Zum Inhalt springen

Neue bilaterale Verträge Simon Michel – der einsame Kämpfer für bessere Beziehungen zur EU

Die Gewerkschaften und die SVP üben lautstark Kritik an der Weiterentwicklung der bilateralen Beziehungen. Die Befürworter sind dagegen auffallend still. Eine Ausnahme ist der Solothurner Unternehmer und FDP-Nationalrat Simon Michel.

Unternehmer Simon Michel hätte man früher einen klassischen «Patron» genannt. Der 47-Jährige ist Chef und Miteigentümer des Medtech-Unternehmens Ypsomed mit über 2000 Angestellten. Major in der Armee. In Verbänden engagiert. Und seit Dezember auch noch Solothurner FDP-Nationalrat. Die FDP sieht ihn als Hoffnungsträger. Denn er ist einer der wenigen Unternehmer, die sich politisch engagieren und exponieren wollen.

Simon Michel, Ypsomed-CEO, spricht während einer Eröffnungsfeier eine Produktionsstätte.
Legende: Seit 2014 ist Simon Michel der CEO des Medtech-Unternehmens Ypsomed. Im Dezember wurde er im Kanton Solothurn für die FDP in den Nationalrat gewählt. Archiv/Keystone/ANTHONY ANEX

Beim Thema EU lehnt sich Michel weit aus dem Fenster. Vor allem auf den sozialen Medien kämpft Michel für neue bilaterale Verträge. Er tritt an gegen die Gewerkschaften und die SVP. Seine Branche, die Medtech-Industrie, war als erste vom Stillstand des bilateralen Wegs betroffen. Weil die EU das Abkommen über die technischen Handelshemmnisse nicht mehr aufdatierte, musste Michel seine Insulinspritzen und -pumpen im EU-Raum neu zertifizieren lassen.

Das macht die Schweiz unattraktiv, schwerfällig und teuer.
Autor: Simon Michel Geschäftsführer Ypsomed und FDP-Nationalrat (SO)

Zeigt also nicht gerade die Medtech-Industrie, dass sich die Probleme mit der EU selbstständig lösen lassen? «Richtig», meint Simon Michel, aber der Aufwand sei enorm gewesen. «Über tausend Unternehmen mussten ihre Produkte neu zertifizieren lassen.» Das drohe 19 weiteren Branchen in den nächsten Jahren. «Und das macht die Schweiz unattraktiv, schwerfällig und teuer», warnt der Unternehmer.

Die SVP hat ihre Kampagne gegen neue Verträge mit der EU bereits gestartet, noch bevor die Schweiz mit der EU verhandelte. «Es ist der wichtigste Kampf seit der EWR-Abstimmung», sagt SVP-Fraktionschef Thomas Aeschi, «es wäre der schleichende EU-Beitritt». Gewerkschaftschef Pierre-Yves Maillard lehnt das Verhandlungsmandat ab und hat den Verhandlungstisch verlassen. Der Lohnschutz sei nicht garantiert.

Zurückhaltung bei den Befürwortern

Simon Michel kämpft auf der Seite der Befürworter zurzeit ziemlich alleine. Weder die Wirtschaft noch die europafreundlichen Parteien engagieren sich gross. «Die Wirtschaft will die Bilateralen, wenn ich in die Basis reinhöre», beteuert Michel, «das ist der Kern unseres Erfolgs». Es sei eher taktisch, dass sich die Wirtschaft und die FDP noch zurückhalte.
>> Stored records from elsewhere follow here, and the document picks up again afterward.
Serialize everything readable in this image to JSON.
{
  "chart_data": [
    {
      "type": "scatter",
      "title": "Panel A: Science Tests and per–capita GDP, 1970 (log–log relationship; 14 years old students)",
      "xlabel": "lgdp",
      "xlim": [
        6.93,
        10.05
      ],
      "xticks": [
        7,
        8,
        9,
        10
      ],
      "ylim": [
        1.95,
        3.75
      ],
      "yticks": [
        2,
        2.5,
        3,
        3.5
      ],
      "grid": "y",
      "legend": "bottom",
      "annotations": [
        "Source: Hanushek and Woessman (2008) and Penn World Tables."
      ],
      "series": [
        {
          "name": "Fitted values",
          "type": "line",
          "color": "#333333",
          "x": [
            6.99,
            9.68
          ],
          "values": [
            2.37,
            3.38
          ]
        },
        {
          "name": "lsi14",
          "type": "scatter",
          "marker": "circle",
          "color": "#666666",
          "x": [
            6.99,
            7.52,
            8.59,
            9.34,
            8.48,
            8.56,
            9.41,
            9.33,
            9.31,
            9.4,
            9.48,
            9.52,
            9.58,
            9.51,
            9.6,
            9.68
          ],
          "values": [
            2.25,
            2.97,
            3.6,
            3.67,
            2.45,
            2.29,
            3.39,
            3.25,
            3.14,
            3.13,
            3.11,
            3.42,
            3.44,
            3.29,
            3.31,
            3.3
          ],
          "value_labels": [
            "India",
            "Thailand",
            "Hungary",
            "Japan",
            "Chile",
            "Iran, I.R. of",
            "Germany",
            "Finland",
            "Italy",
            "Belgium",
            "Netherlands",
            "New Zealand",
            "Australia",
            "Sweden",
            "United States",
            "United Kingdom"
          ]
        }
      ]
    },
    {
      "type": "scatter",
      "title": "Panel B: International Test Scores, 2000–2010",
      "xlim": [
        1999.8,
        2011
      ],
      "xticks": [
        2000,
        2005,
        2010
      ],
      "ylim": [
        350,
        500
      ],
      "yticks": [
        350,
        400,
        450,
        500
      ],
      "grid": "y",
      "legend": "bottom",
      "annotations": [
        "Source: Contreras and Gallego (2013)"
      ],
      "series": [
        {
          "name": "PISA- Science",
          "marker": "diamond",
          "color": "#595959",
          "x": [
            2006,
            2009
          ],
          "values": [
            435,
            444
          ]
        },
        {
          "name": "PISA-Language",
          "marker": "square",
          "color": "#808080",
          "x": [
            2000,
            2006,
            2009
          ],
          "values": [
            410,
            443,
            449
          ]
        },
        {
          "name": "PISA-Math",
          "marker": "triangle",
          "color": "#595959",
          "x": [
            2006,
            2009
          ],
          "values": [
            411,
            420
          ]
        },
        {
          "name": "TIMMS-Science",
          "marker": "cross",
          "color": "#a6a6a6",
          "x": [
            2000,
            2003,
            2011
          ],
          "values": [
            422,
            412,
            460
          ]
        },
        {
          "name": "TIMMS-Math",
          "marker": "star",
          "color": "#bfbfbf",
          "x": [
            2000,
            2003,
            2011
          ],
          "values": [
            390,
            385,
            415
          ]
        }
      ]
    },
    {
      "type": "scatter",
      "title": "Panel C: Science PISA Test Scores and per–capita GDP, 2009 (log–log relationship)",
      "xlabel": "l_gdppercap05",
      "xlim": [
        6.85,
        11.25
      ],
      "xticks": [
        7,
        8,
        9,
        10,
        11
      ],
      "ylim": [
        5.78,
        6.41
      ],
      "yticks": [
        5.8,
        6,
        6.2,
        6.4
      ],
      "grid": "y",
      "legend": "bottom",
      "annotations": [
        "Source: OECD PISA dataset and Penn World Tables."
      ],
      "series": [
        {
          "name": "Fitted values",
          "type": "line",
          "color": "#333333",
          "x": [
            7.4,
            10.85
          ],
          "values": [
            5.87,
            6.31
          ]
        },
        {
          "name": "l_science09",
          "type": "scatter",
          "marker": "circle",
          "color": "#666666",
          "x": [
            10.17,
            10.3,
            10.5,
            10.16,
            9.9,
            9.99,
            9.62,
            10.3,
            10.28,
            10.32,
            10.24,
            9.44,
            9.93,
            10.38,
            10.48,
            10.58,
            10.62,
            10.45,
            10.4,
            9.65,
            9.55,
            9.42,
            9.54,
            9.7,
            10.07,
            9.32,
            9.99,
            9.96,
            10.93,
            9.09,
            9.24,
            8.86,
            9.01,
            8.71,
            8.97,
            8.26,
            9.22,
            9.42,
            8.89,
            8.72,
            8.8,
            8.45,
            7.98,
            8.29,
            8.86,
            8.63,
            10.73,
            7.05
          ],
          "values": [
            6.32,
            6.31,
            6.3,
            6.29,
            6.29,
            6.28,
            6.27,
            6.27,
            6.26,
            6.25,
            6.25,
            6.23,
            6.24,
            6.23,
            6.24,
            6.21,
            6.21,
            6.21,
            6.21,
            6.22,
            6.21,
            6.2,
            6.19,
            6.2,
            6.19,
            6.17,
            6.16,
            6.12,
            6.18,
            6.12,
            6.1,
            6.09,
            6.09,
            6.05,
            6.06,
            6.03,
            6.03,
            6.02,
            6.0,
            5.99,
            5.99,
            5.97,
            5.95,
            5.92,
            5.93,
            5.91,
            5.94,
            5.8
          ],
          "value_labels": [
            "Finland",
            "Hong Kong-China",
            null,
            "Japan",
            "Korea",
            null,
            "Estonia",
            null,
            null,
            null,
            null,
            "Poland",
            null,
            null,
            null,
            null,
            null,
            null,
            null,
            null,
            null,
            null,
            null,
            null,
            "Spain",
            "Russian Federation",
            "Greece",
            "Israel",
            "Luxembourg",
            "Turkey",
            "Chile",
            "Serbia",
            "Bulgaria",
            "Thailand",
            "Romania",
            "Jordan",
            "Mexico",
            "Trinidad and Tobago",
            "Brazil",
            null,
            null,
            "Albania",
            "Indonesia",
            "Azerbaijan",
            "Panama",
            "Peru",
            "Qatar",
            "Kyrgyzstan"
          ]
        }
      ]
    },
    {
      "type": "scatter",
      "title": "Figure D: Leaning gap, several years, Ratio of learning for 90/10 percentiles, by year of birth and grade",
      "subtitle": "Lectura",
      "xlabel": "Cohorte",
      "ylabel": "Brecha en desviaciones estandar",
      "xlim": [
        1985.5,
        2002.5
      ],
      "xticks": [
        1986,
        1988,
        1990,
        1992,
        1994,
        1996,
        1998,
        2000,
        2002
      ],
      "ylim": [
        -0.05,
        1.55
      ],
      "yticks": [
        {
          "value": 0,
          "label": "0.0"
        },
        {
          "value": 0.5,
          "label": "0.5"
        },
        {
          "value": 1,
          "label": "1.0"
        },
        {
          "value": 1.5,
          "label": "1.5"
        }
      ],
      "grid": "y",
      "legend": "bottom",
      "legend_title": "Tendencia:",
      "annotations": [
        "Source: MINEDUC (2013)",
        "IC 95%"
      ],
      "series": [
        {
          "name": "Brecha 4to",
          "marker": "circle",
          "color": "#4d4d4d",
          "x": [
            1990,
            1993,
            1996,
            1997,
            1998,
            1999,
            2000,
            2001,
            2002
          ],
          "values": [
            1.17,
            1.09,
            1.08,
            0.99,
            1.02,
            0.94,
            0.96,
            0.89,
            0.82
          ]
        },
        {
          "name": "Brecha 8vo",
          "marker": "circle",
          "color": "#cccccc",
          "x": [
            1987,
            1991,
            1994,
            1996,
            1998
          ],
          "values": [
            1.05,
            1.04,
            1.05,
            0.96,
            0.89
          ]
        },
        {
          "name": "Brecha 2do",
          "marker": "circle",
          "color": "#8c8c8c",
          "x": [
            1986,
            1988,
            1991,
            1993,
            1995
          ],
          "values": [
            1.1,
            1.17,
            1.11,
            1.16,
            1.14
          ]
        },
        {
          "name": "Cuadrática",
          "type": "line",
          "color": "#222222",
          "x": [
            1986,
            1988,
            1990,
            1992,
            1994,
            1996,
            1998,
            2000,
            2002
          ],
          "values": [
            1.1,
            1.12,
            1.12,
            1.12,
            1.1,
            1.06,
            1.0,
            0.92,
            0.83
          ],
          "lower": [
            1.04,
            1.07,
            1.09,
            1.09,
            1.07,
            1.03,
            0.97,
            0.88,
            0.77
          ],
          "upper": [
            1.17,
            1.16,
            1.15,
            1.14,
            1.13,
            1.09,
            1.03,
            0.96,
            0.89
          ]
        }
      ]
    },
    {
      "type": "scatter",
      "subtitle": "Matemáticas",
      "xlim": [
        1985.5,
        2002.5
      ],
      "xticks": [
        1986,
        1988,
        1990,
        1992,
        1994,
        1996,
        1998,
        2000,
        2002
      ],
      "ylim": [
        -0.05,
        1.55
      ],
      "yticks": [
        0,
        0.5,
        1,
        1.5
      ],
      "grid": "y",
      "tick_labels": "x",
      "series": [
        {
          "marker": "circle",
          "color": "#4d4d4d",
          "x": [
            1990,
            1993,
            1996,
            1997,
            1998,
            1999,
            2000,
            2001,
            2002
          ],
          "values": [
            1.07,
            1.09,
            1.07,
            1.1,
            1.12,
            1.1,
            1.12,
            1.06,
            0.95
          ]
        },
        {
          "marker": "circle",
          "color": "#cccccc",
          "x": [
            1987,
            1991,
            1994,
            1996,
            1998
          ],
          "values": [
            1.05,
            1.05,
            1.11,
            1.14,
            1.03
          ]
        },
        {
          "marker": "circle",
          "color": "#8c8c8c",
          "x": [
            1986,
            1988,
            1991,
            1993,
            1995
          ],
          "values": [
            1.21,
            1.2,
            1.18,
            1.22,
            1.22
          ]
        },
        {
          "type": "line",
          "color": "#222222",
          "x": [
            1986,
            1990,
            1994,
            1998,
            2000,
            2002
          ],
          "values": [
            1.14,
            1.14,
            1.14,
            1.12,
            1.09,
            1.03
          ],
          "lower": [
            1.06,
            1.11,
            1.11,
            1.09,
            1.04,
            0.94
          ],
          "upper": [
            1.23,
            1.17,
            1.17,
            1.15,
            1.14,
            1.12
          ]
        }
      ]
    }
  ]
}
Politbeobachter Michael Hermann hat Zweifel. Den Befürwortern fehle im Vergleich zur SVP und den Gewerkschaften die Energie. «Die Wirtschaft müsste eigentlich klar dafür sein. Aber sie ist nicht bereit, Kompromisse gegenüber den Gewerkschaften zu machen», stellt Hermann fest. «Offenbar wird der Preis dafür als zu hoch eingeschätzt.»

Knackpunkt Lohnschutz

Man sei nicht bereit, die zahlreichen Zusatzforderungen der Gewerkschaften zu erfüllen, bestätigt Simon Michel, der auch Vorstandsmitglied beim Wirtschaftsdachverband Economiesuisse ist. Es gehe einzig und alleine darum, den heutigen Lohnschutz zu halten. «Wir werden sicherstellen, dass der Lohnschutz auch in Zukunft garantiert ist», meint Michel.

Die Kampagne der Befürworter einer Weiterentwicklung des bilateralen Wegs werde noch in diesem Sommer Fahrt aufnehmen, versichert Simon Michel. «Wir müssen ganz klar lauter werden», räumt er aber ein.

Allerdings bleibe auch noch etwas Zeit. Das Ergebnis der Verhandlungen zwischen der Schweiz und der EU wird frühestens 2026 vor die Stimmbevölkerung kommen.